The U.S. may be witnessing a return to the electoral and policy relevance of Sen. Mitt Romney. His disputed warnings about Russia’s ambitions a decade ago are now treated in bipartisan circles as prescient, at a moment when Russian President Vladimir Putin oversees the slaughter of Ukrainian civilians without offering anyone a defensible reason.
Most useful to current Republican messaging might be a recorded moment in the third presidential debate in 2012. That was when Democratic President Barack Obama caricatured Romney describing the Putin regime as a leading threat to peace. Obama mockingly said: "The 1980s are now calling to ask for their foreign policy back."
On Feb. 22, Fox News Radio host Guy Benson cited the exchange — and remarks from then-Vice President Joe Biden — to point out how correct Romney had been and how Democrats then were softer on Russia. But K.T. McFarland of Southampton, who was briefly deputy director of national security under President Donald Trump — an unabashed Putin admirer — pushed the conversation with Benson in another direction. She constructed an argument that President Joe Biden's energy policies led to the dastardly invasion.
That fits McFarland's factional loyalties in the GOP. Romney, representing Utah, is a longtime Trump nemesis who drew poisonous denunciation from the former president both before and after he cast a lonely GOP vote in the Senate two years ago to find him guilty of impeachable offenses — involving the abuse of Ukraine policy.
Unsurprisingly, the Romney-was-right chorus extends to Democrats in Washington, D.C. And it isn't all that new. Three years ago, former Secretary of State Madeleine Albright, who served in the Clinton administration, said before the House Intelligence Committee: "I personally owe an apology to now Senator Romney, because I think that we underestimated what was going on in Russia.
"I was on the CIA external advisory board, there was no question that less money was being put into Russian language and what was going on in Russia."
In a midterm election year when some House candidates are jockeying to get Trump to bless their campaigns from Mar-a-Lago, Romney's support is deemed useful to those in the old neoconservative crowd who'd take away the party reins once and for all from the 45th president. Romney also is a clear ally of the nation's most powerful current Republican elected official, Sen. Mitch McConnell.

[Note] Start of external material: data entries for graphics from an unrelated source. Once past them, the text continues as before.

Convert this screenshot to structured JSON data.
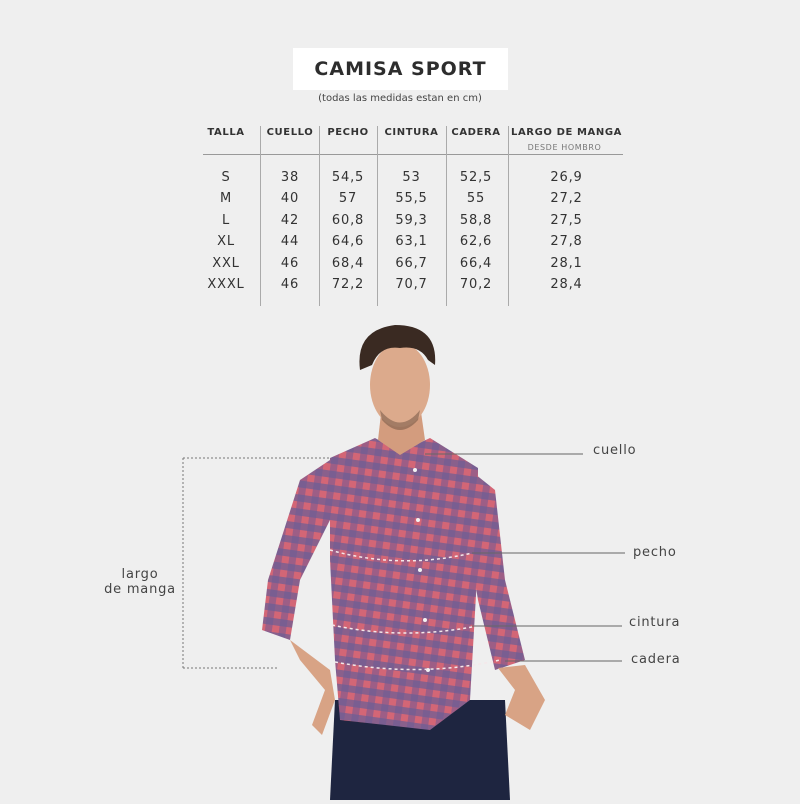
{
  "title": "CAMISA SPORT",
  "subtitle": "(todas las medidas estan en cm)",
  "table": {
    "headers": [
      "TALLA",
      "CUELLO",
      "PECHO",
      "CINTURA",
      "CADERA",
      "LARGO DE MANGA"
    ],
    "header_sub": "DESDE HOMBRO",
    "rows": [
      [
        "S",
        "38",
        "54,5",
        "53",
        "52,5",
        "26,9"
      ],
      [
        "M",
        "40",
        "57",
        "55,5",
        "55",
        "27,2"
      ],
      [
        "L",
        "42",
        "60,8",
        "59,3",
        "58,8",
        "27,5"
      ],
      [
        "XL",
        "44",
        "64,6",
        "63,1",
        "62,6",
        "27,8"
      ],
      [
        "XXL",
        "46",
        "68,4",
        "66,7",
        "66,4",
        "28,1"
      ],
      [
        "XXXL",
        "46",
        "72,2",
        "70,7",
        "70,2",
        "28,4"
      ]
    ]
  },
  "labels": {
    "cuello": "cuello",
    "pecho": "pecho",
    "cintura": "cintura",
    "cadera": "cadera",
    "largo_line1": "largo",
    "largo_line2": "de manga"
  },
  "colors": {
    "background": "#efefef",
    "shirt_red": "#c95a6e",
    "shirt_blue": "#5a5f96",
    "jeans": "#1e2540"
  }
}
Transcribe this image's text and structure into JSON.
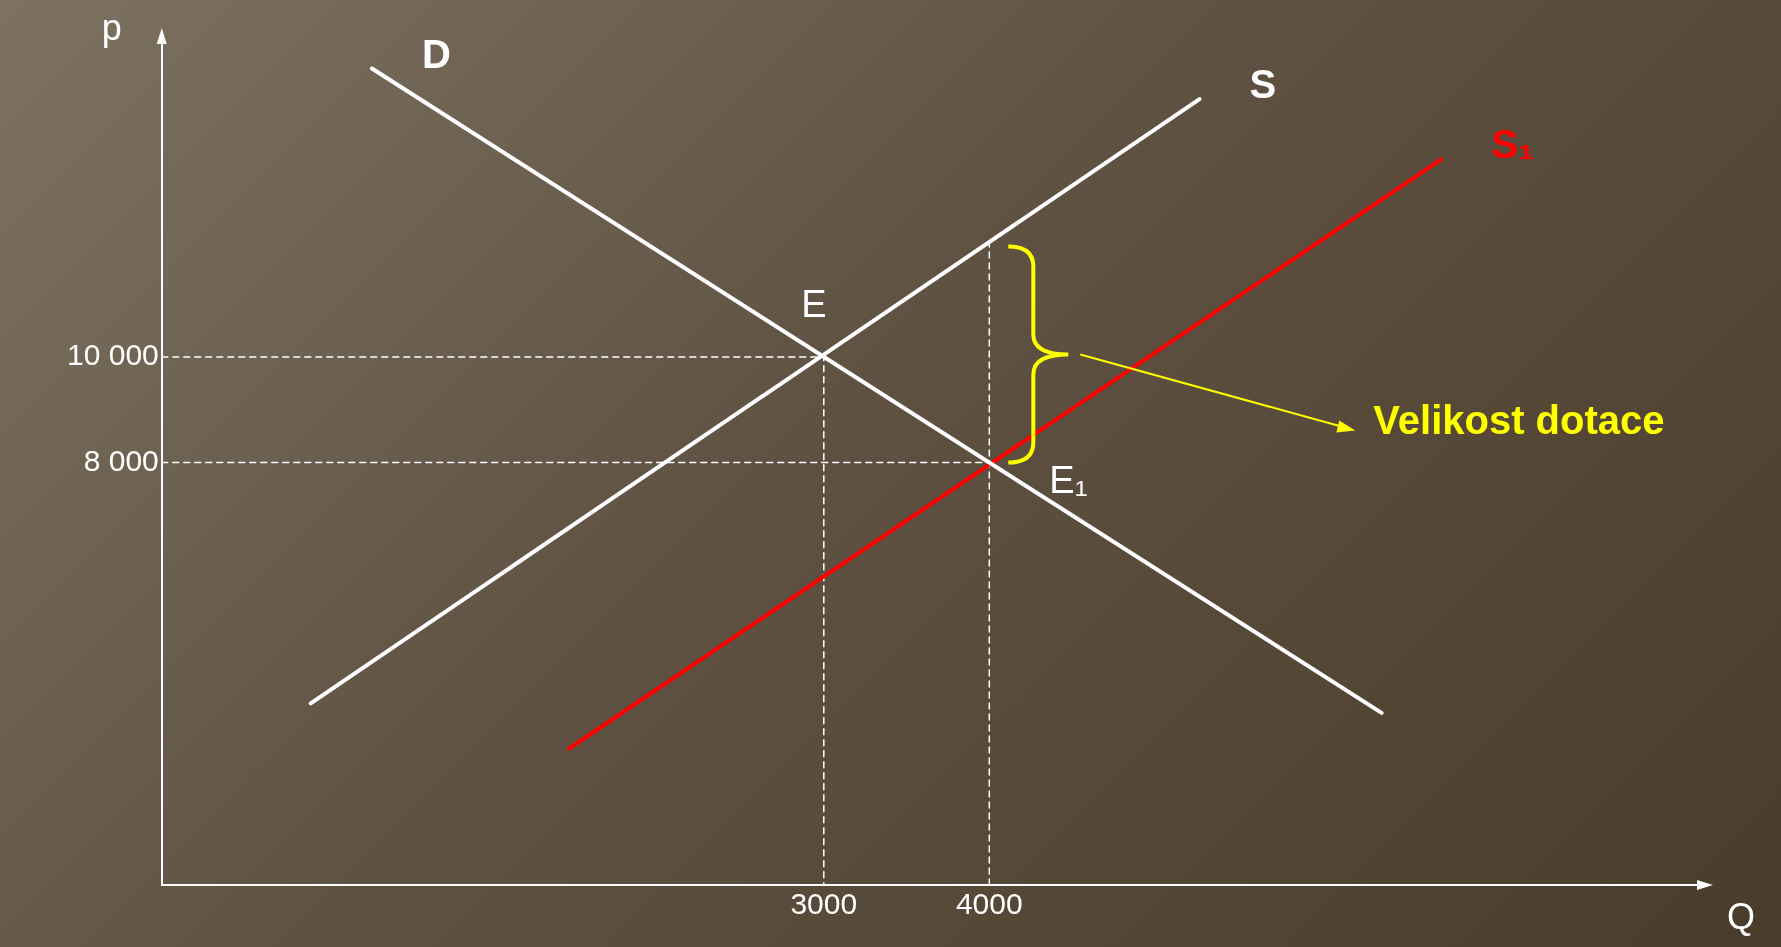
{
  "chart_data": {
    "type": "line",
    "xlabel": "Q",
    "ylabel": "p",
    "xlim": [
      -1000,
      8300
    ],
    "ylim": [
      0,
      16000
    ],
    "xticks": [
      3000,
      4000
    ],
    "yticks": [
      {
        "value": 8000,
        "label": "8 000"
      },
      {
        "value": 10000,
        "label": "10 000"
      }
    ],
    "marker": "none",
    "legend": false,
    "series": [
      {
        "name": "D",
        "color": "#ffffff",
        "x": [
          270,
          6370
        ],
        "values": [
          15460,
          3260
        ],
        "line_style": "solid"
      },
      {
        "name": "S",
        "color": "#ffffff",
        "x": [
          -100,
          5270
        ],
        "values": [
          3440,
          14880
        ],
        "line_style": "solid"
      },
      {
        "name": "S₁",
        "color": "#ff0000",
        "x": [
          1460,
          6730
        ],
        "values": [
          2580,
          13740
        ],
        "line_style": "solid"
      },
      {
        "color": "#ffffff",
        "x": [
          -1000,
          3000,
          3000
        ],
        "values": [
          10000,
          10000,
          0
        ],
        "line_style": "dashed"
      },
      {
        "color": "#ffffff",
        "x": [
          -1000,
          4000
        ],
        "values": [
          8000,
          8000
        ],
        "line_style": "dashed"
      },
      {
        "color": "#ffffff",
        "x": [
          4000,
          4000
        ],
        "values": [
          0,
          12130
        ],
        "line_style": "dashed"
      }
    ],
    "annotations": [
      {
        "text": "E",
        "x": 3000,
        "y": 10000
      },
      {
        "text": "E₁",
        "x": 4000,
        "y": 8000
      },
      "Velikost dotace"
    ]
  }
}
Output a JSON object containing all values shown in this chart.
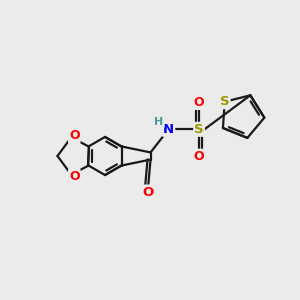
{
  "background_color": "#ebebeb",
  "bond_color": "#1a1a1a",
  "bond_width": 1.6,
  "atom_colors": {
    "O": "#ff0000",
    "N": "#0000ff",
    "S": "#999900",
    "H": "#4a9a9a"
  },
  "font_size": 8.5,
  "fig_width": 3.0,
  "fig_height": 3.0,
  "dpi": 100
}
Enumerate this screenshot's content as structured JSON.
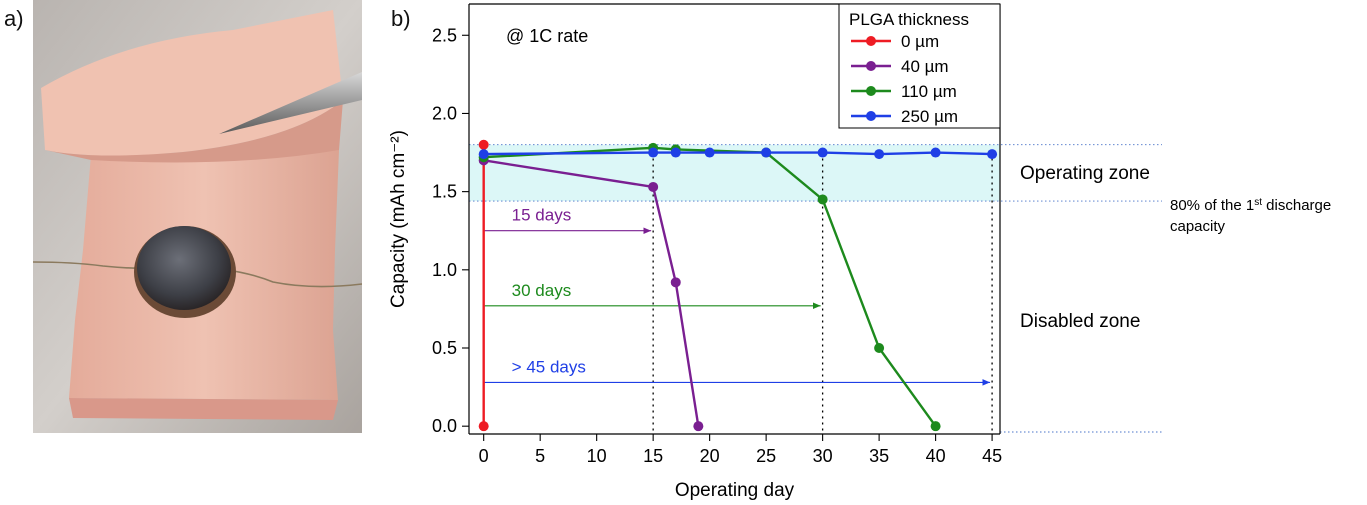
{
  "panel_labels": {
    "a": "a)",
    "b": "b)"
  },
  "colors": {
    "red": "#ee1c24",
    "purple": "#7a1f91",
    "green": "#1d8a1d",
    "blue": "#1f3fe6",
    "zone_fill": "#dcf7f7",
    "photo_bg": "#c7c2bd",
    "tissue": "#e9b5a5"
  },
  "chart_data": {
    "type": "line",
    "title": "",
    "annotation_rate": "@ 1C rate",
    "xlabel": "Operating day",
    "ylabel": "Capacity (mAh cm⁻²)",
    "xlim": [
      -1.3,
      45.7
    ],
    "ylim": [
      -0.05,
      2.7
    ],
    "x_ticks": [
      "0",
      "5",
      "10",
      "15",
      "20",
      "25",
      "30",
      "35",
      "40",
      "45"
    ],
    "y_ticks": [
      "0.0",
      "0.5",
      "1.0",
      "1.5",
      "2.0",
      "2.5"
    ],
    "legend_title": "PLGA thickness",
    "legend_position": "top-right",
    "series": [
      {
        "name": "0 µm",
        "color": "#ee1c24",
        "x": [
          0,
          0
        ],
        "y": [
          1.8,
          0.0
        ]
      },
      {
        "name": "40 µm",
        "color": "#7a1f91",
        "x": [
          0,
          15,
          17,
          19
        ],
        "y": [
          1.7,
          1.53,
          0.92,
          0.0
        ]
      },
      {
        "name": "110 µm",
        "color": "#1d8a1d",
        "x": [
          0,
          15,
          17,
          25,
          30,
          35,
          40
        ],
        "y": [
          1.72,
          1.78,
          1.77,
          1.75,
          1.45,
          0.5,
          0.0
        ]
      },
      {
        "name": "250 µm",
        "color": "#1f3fe6",
        "x": [
          0,
          15,
          17,
          20,
          25,
          30,
          35,
          40,
          45
        ],
        "y": [
          1.74,
          1.75,
          1.75,
          1.75,
          1.75,
          1.75,
          1.74,
          1.75,
          1.74
        ]
      }
    ],
    "operating_zone": {
      "y_min": 1.44,
      "y_max": 1.8
    },
    "durations": [
      {
        "label": "15 days",
        "end_day": 15,
        "y": 1.25,
        "color": "#7a1f91"
      },
      {
        "label": "30 days",
        "end_day": 30,
        "y": 0.77,
        "color": "#1d8a1d"
      },
      {
        "label": "> 45 days",
        "end_day": 45,
        "y": 0.28,
        "color": "#1f3fe6"
      }
    ],
    "cutoff_days": [
      15,
      30,
      45
    ],
    "zone_labels": {
      "operating": "Operating zone",
      "disabled": "Disabled zone",
      "threshold_prefix": "80% of the 1",
      "threshold_sup": "st",
      "threshold_suffix": " discharge",
      "threshold_line2": "capacity"
    }
  }
}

Romney is due to be a featured guest next Monday at a fundraiser for Rep. Liz Cheney (R-Wyo.), another Trump nemesis. The event is hosted by Bobbie Kilberg, a well-connected Virginia Republican. Ironically, the senator's niece Ronna Romney McDaniel, a Trump loyalist, recently carried out a symbolic party censure of Cheney last month.
Romney has said he texted McDaniel after that storm. "I expressed my point of view," he told reporters. "I think she’s a wonderful person and doing her very best."
Supporters listed on the invitation include a number of Bush administration insiders including Cheney's father, former Vice President Dick Cheney, former Homeland Security Secretary Michael Chertoff, and former VP Cheney chief-of-staff Scooter Libby (whom Trump pardoned in 2018 on his past conviction in the so-called Plame affair).
Less than 10 years ago, Romney as presidential nominee won only two election districts in Manhattan. One of them was the wealthy precinct that includes Trump Tower and, at the time, the man for whom it's named.
That's just a small historic twist. Romney's swift redemption as a Republican statesman may be a bigger one.
Columnist Dan Janison's opinions are his own.